Gioia (Djordjevic) è una rom diciottenne e vive con la famiglia in una casa popolare a Falchera nella periferia di Torino; il padre Armando ( Blazevic) cerca di combinarle un matrimonio (pe la comunità rom lei è già troppo grande per non essere sposata) ma lei non vuole accettare il destino che la famiglia vorrebbe imporle e rifiuta tutti gli aspiranti fidanzati. Gioia ha un’amica gagè (non-rom), Morena (Sara Savoca) con la quale fa provini e piccole comparsate e sogna di entrare nel mondo del cinema; Morena è innamorata di Alessandro (Bocci), un meccanico trentenne che ha molto viaggiato. Venuta a sapere che Alessandro conosce un regista, lei sabota il furgoncino del padre per incontrare il meccanico ed ottenere un appuntamento con il cineasta Enrico (Gandini), che è un documentarista sfigato ma grazie a lui, Gioia fa qualche lavoretto di set e, soprattutto,  vede Manhattan di Woody Allen e decide che farà la regista come lui e che lo incontrerà. Sua madre Veronica (Pavlovic) la pensa come il marito ma lo convince, anziché cercare di  combinare un matrimonio secondo tradizione, di farla corteggiare dal prossimo candidato come “fanno i gagè”. La scelta cade su Elvis (Simone Coppo), anche lui incompreso dalla famiglia perché vuole fare il musicista e suona con ragazzi non rom. Il primo incontro tra i due non funziona – Gioia si è un po’ innamorata di Alessandro – ma un giorno in cui i due sono ad un matrimonio Elvis la aiuta a scappare (lei ha il suo primo impegno come aiuto–regista di Enrico)  Saputo che Woody Allen è a Roma, lei si fa dare un passaggio da una automobilista (Lorenza Indovina) che la riempie di luoghi comuni sugli “zingari”. Arriva a Roma giusto in tempo per intravedere Allen che si allontana in una macchina. Tornata a casa, trova la famiglia arrabbiata ma, anche grazie alla nonna (Zema Amidovic), tradizionalissima ma intelligente e sensibile, i suoi le lasceranno seguire la sua vocazione.

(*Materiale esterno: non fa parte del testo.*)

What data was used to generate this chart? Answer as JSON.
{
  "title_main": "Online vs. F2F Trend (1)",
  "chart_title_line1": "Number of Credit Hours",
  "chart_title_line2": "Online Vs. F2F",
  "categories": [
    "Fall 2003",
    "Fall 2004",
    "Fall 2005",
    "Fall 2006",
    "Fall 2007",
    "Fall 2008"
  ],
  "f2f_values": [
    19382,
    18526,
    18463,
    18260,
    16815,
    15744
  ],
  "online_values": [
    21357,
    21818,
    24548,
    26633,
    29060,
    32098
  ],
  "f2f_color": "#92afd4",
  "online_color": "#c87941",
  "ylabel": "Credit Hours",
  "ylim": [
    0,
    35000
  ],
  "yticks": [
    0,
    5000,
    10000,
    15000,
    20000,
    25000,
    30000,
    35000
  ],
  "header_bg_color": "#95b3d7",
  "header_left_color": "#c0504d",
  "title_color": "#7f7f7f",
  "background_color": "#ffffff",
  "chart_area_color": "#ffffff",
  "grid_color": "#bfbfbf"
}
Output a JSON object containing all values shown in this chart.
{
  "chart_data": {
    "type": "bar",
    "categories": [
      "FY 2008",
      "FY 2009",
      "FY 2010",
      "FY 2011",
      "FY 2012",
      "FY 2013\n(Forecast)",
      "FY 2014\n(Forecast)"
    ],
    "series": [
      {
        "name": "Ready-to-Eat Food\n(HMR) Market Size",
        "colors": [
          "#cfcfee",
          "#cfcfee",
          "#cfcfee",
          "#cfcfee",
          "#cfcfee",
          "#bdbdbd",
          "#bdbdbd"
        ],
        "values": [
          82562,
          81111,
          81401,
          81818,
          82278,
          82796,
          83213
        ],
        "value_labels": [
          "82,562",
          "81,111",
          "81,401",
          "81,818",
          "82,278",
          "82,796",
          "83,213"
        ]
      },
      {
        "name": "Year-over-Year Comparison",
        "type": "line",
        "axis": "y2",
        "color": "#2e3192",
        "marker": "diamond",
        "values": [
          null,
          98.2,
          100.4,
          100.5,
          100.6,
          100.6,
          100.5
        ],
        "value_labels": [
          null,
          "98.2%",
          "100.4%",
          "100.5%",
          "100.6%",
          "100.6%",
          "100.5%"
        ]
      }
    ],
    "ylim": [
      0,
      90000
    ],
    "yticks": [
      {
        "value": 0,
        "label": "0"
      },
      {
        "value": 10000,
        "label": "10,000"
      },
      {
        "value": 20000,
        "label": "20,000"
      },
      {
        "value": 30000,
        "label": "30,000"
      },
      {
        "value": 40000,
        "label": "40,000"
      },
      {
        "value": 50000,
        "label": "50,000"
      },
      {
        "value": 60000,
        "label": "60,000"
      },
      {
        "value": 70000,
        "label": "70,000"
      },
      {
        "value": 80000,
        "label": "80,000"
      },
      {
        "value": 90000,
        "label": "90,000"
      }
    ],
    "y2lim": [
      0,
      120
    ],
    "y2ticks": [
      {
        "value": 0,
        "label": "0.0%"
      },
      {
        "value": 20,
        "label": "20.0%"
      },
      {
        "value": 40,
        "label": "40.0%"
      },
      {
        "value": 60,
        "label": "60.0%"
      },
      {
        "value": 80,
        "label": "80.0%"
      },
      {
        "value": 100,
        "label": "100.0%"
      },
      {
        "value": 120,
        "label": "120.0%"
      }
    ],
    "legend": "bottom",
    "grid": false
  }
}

La Hailovic è una giovane cineasta di origine bosniaca e racconta, quasi fedelmente, la propria storia, come già aveva fatto nel documentario Io, la mia famiglia rom e Woody Allen;per questo suoprimo lungometraggio si è fatta aiutare da due sceneggiatrici di livello, Silvia Ranfagni e Velia Santella, ed ha messo insieme un film di grande piacevolezza, anche grazie alla giovanissima e credibilissima protagonista – ma la parte rom del cast, a partire dalla nonna, è perfetta, assai più efficace degli attori professionisti che vi partecipano. Insomma, una piccola, gradevole sorpresa, nella falsariga anglosassone di East is East e di Sognando Bekham, all’interno della  quasi generale desolazione della programmazione estiva di film italiani.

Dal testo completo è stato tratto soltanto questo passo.